Viewed from here, the narrative surrounding kidney donation requires revision. The protagonist is still a hero bearing lifesaving gifts. But this hero is also exposed to the danger inherent in vulnerability. So depicted, donors, like sellers, may be made victims. Because desperate, and in no position to bargain, they may accept unfair terms. They may be exploited. Since they have something others badly need and can get nowhere else, they may be pressured to supply it. They may be coerced. And what they contemplate is momentous. If morally transformative consent is unavailable to sellers, so too is it unavailable to donors.

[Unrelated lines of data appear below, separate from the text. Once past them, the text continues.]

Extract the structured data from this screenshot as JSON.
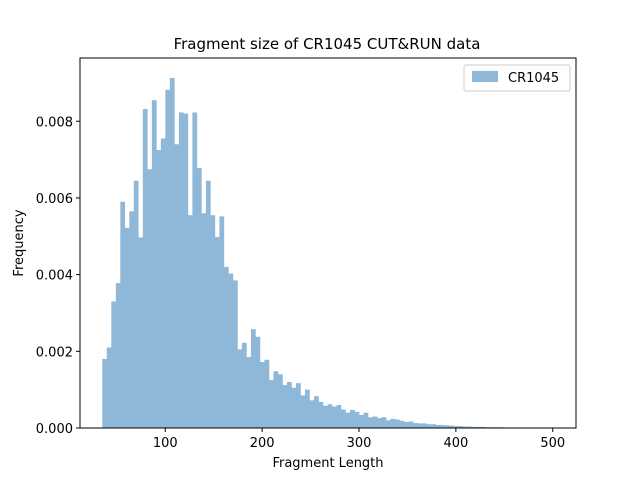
{
  "chart_data": {
    "type": "bar",
    "title": "Fragment size of CR1045 CUT&RUN data",
    "xlabel": "Fragment Length",
    "ylabel": "Frequency",
    "xlim": [
      12,
      524
    ],
    "ylim": [
      0,
      0.00965
    ],
    "xticks": [
      100,
      200,
      300,
      400,
      500
    ],
    "xtick_labels": [
      "100",
      "200",
      "300",
      "400",
      "500"
    ],
    "yticks": [
      0.0,
      0.002,
      0.004,
      0.006,
      0.008
    ],
    "ytick_labels": [
      "0.000",
      "0.002",
      "0.004",
      "0.006",
      "0.008"
    ],
    "grid": false,
    "legend": {
      "placement": "top-right",
      "entries": [
        "CR1045"
      ]
    },
    "bin_start": 35,
    "bin_width": 4.65,
    "series": [
      {
        "name": "CR1045",
        "color": "#8fb8d8",
        "values": [
          0.0018,
          0.0021,
          0.0033,
          0.00378,
          0.0059,
          0.00522,
          0.00565,
          0.00645,
          0.00497,
          0.00832,
          0.00675,
          0.00855,
          0.00725,
          0.00755,
          0.00882,
          0.00913,
          0.0074,
          0.00823,
          0.0082,
          0.00555,
          0.00823,
          0.00678,
          0.0056,
          0.00645,
          0.00555,
          0.00498,
          0.00552,
          0.0042,
          0.00403,
          0.00385,
          0.00205,
          0.00222,
          0.00185,
          0.00258,
          0.00238,
          0.00172,
          0.00178,
          0.00125,
          0.00148,
          0.0014,
          0.00112,
          0.0012,
          0.00105,
          0.00117,
          0.00085,
          0.001,
          0.00072,
          0.00083,
          0.00068,
          0.00058,
          0.00062,
          0.00056,
          0.0006,
          0.00048,
          0.0004,
          0.00047,
          0.00042,
          0.00034,
          0.0004,
          0.00028,
          0.0003,
          0.00026,
          0.00028,
          0.0002,
          0.00024,
          0.00022,
          0.00019,
          0.00016,
          0.00017,
          0.00013,
          0.00012,
          0.00012,
          0.0001,
          0.0001,
          8e-05,
          8e-05,
          7e-05,
          6e-05,
          5e-05,
          5e-05,
          4e-05,
          4e-05,
          3e-05,
          3e-05,
          3e-05,
          2e-05,
          2e-05,
          2e-05,
          2e-05,
          1e-05,
          1e-05,
          1e-05,
          1e-05,
          1e-05,
          1e-05,
          1e-05,
          1e-05,
          1e-05,
          1e-05,
          1e-05
        ]
      }
    ]
  }
}
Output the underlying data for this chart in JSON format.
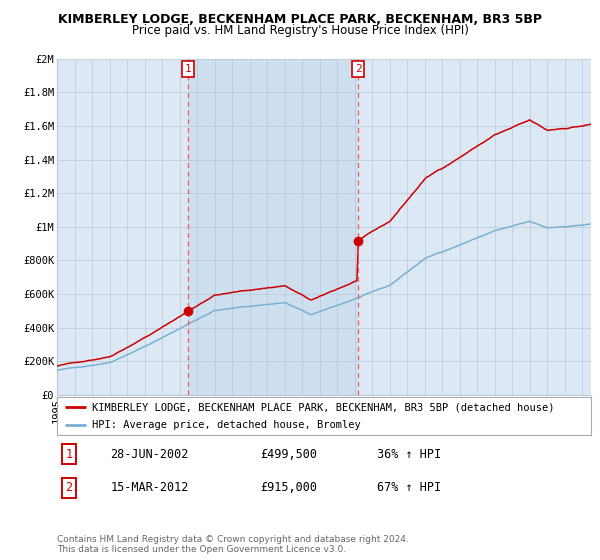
{
  "title1": "KIMBERLEY LODGE, BECKENHAM PLACE PARK, BECKENHAM, BR3 5BP",
  "title2": "Price paid vs. HM Land Registry's House Price Index (HPI)",
  "ylim": [
    0,
    2000000
  ],
  "yticks": [
    0,
    200000,
    400000,
    600000,
    800000,
    1000000,
    1200000,
    1400000,
    1600000,
    1800000,
    2000000
  ],
  "ytick_labels": [
    "£0",
    "£200K",
    "£400K",
    "£600K",
    "£800K",
    "£1M",
    "£1.2M",
    "£1.4M",
    "£1.6M",
    "£1.8M",
    "£2M"
  ],
  "red_color": "#cc0000",
  "blue_color": "#7ab0d4",
  "bg_color": "#dce9f5",
  "grid_color": "#b8c8d8",
  "vline_color": "#ff5555",
  "marker1_year": 2002.49,
  "marker1_value": 499500,
  "marker1_label": "1",
  "marker2_year": 2012.21,
  "marker2_value": 915000,
  "marker2_label": "2",
  "sale1_date": "28-JUN-2002",
  "sale1_price": "£499,500",
  "sale1_hpi": "36% ↑ HPI",
  "sale2_date": "15-MAR-2012",
  "sale2_price": "£915,000",
  "sale2_hpi": "67% ↑ HPI",
  "legend_red": "KIMBERLEY LODGE, BECKENHAM PLACE PARK, BECKENHAM, BR3 5BP (detached house)",
  "legend_blue": "HPI: Average price, detached house, Bromley",
  "footnote1": "Contains HM Land Registry data © Crown copyright and database right 2024.",
  "footnote2": "This data is licensed under the Open Government Licence v3.0.",
  "title1_fontsize": 9.0,
  "title2_fontsize": 8.5,
  "tick_fontsize": 7.5,
  "legend_fontsize": 7.5,
  "table_fontsize": 8.5,
  "footnote_fontsize": 6.5
}
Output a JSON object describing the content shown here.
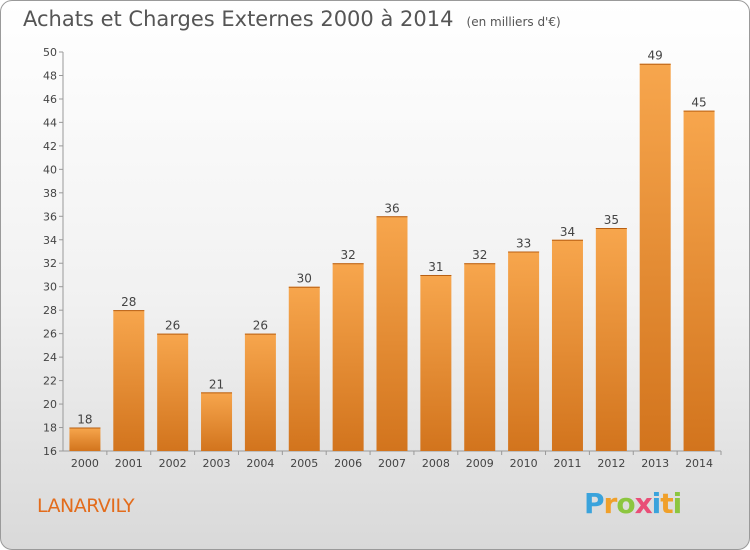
{
  "header": {
    "title": "Achats et Charges Externes 2000 à 2014",
    "unit_note": "(en milliers d'€)"
  },
  "commune": "LANARVILY",
  "logo": {
    "text": "Proxiti",
    "letters": [
      {
        "ch": "P",
        "color": "#3aa3dc"
      },
      {
        "ch": "r",
        "color": "#f0a02a"
      },
      {
        "ch": "o",
        "color": "#8cc63f"
      },
      {
        "ch": "x",
        "color": "#e94e77"
      },
      {
        "ch": "i",
        "color": "#3aa3dc"
      },
      {
        "ch": "t",
        "color": "#f0a02a"
      },
      {
        "ch": "i",
        "color": "#8cc63f"
      }
    ]
  },
  "chart_data": {
    "type": "bar",
    "title": "Achats et Charges Externes 2000 à 2014",
    "subtitle": "(en milliers d'€)",
    "categories": [
      "2000",
      "2001",
      "2002",
      "2003",
      "2004",
      "2005",
      "2006",
      "2007",
      "2008",
      "2009",
      "2010",
      "2011",
      "2012",
      "2013",
      "2014"
    ],
    "values": [
      18,
      28,
      26,
      21,
      26,
      30,
      32,
      36,
      31,
      32,
      33,
      34,
      35,
      49,
      45
    ],
    "ylim": [
      16,
      50
    ],
    "yticks": [
      16,
      18,
      20,
      22,
      24,
      26,
      28,
      30,
      32,
      34,
      36,
      38,
      40,
      42,
      44,
      46,
      48,
      50
    ],
    "grid": false,
    "data_labels": true,
    "colors": {
      "bar_light": "#f7a64d",
      "bar_dark": "#d2741d",
      "axis": "#999999",
      "text": "#444444"
    }
  }
}
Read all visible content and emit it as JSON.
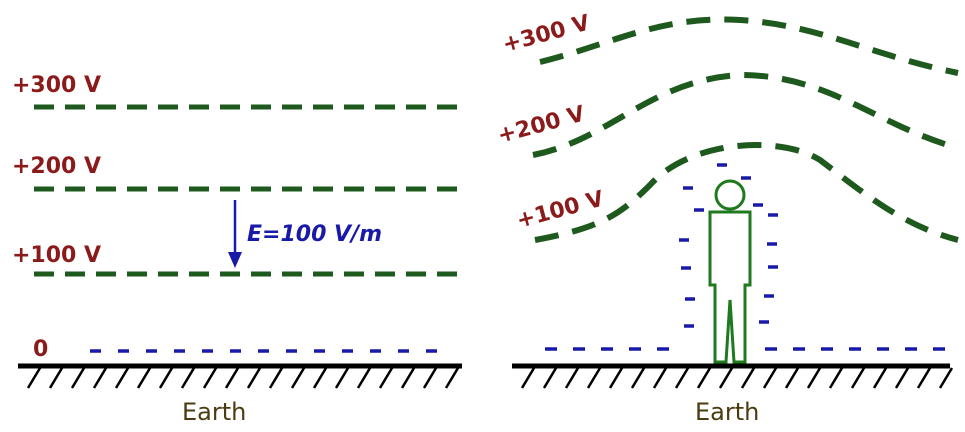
{
  "colors": {
    "label": "#8b1a1a",
    "equipotential": "#1e5a1e",
    "charge": "#1a1aa8",
    "field_label": "#1a1aa8",
    "person": "#1f7a1f",
    "ground": "#000000",
    "earth_text": "#4a3c10"
  },
  "left_panel": {
    "labels": {
      "v300": "+300 V",
      "v200": "+200 V",
      "v100": "+100 V",
      "zero": "0"
    },
    "field_label": "E=100 V/m",
    "earth_label": "Earth"
  },
  "right_panel": {
    "labels": {
      "v300": "+300 V",
      "v200": "+200 V",
      "v100": "+100 V"
    },
    "earth_label": "Earth",
    "figure": "person-icon"
  }
}
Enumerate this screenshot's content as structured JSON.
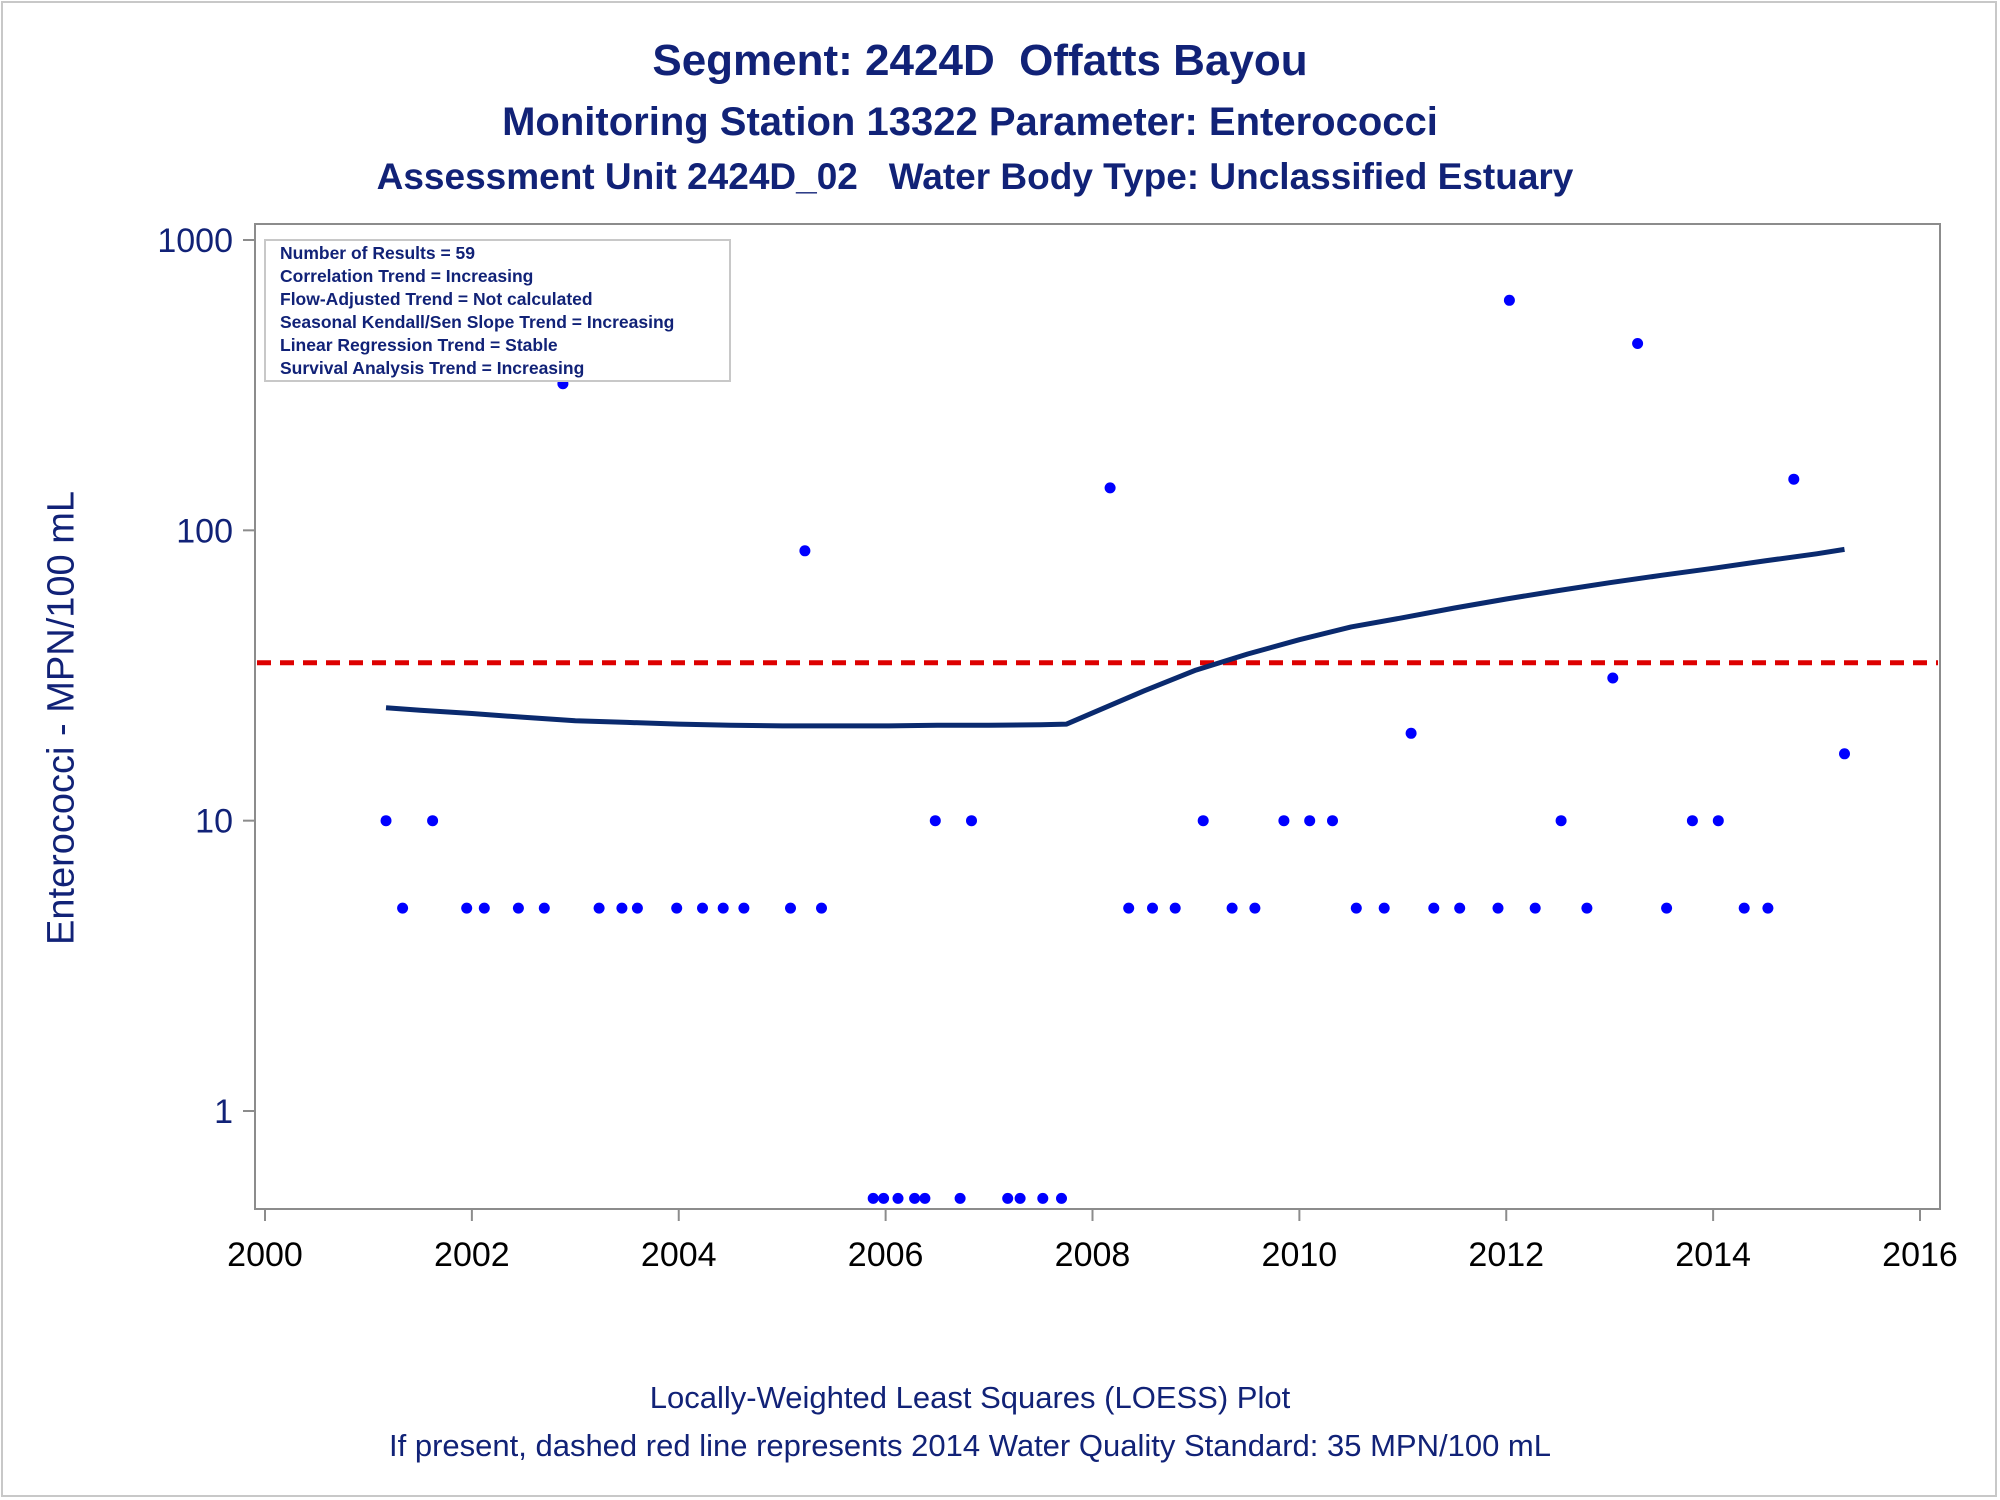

Perhaps this reasoning will be challenged. It seeks to extend worries salient in market contexts to the context of donation. The cogency of this extension depends on the strength of the analogy. It will be granted that donors and sellers are in certain respects similar. Both, of course, undergo the same procedure. But we might insist on differences. We've overlooked the matter of motivation. Whereas market participants pursue money for their own ends, donors are altruists acting out of concern for the well-being of another. Many regard this difference as significant. Indeed, altruism is not infrequently described as the foundational value of transplant ethics. This difference in motivation weakens the analogy. We should worry about vulnerability in the market where persons look out only for themselves and egoism reigns. But that concern is misplaced in the domain of donation where the operative motive is altruism.

This challenge is doubly unpersuasive. First, it rests on a conceptual confusion. It seeks to distinguish between donors and sellers on the basis of their motives. The former, we are told, are altruists and the latter are egoists. This conflates the acts of giving and selling, with the motives of altruism and egoism. Consider this. One can sell with an altruistic motive. Suppose the proceeds are used to finance medical treatment for a family member. And one can donate for self-interested reasons. Suppose a wealthy relative will leave the donor with a generous inheritance. The second problem with the challenge is more significant. It's predicated on the false supposition that an altruistic motive somehow affords protection. It does not. Altruists may also be abused. People paying ransom to hostage takers act altruistically. But no one believes that their motive affords protection. If anything we should think that altruists, given their concern for others, are more vulnerable to manipulation, not less. Thus, the analogy between donors and sellers is not weakened by reference to motives.

If the foregoing is correct, and donors are in much the same position as sellers, how should we proceed? One option has us end donation. That would be a moral mistake. Many thousands of people suffer from kidney failure and transplantation is far and away the best treatment. With the potential to improve and extend so many lives, we should not abandon what might instead be fixed. A second option has us defend donation. Friends of the status quo might respond to the aforementioned concerns by pointing to existing safeguards and proposing new ones. There is, I must admit, much to recommend this response. With some ingenuity, we might devise a way to safely procure kidneys from the vulnerable. Then again, if this sounds plausible, perhaps we were too quick to dismiss the lifesaving proposal.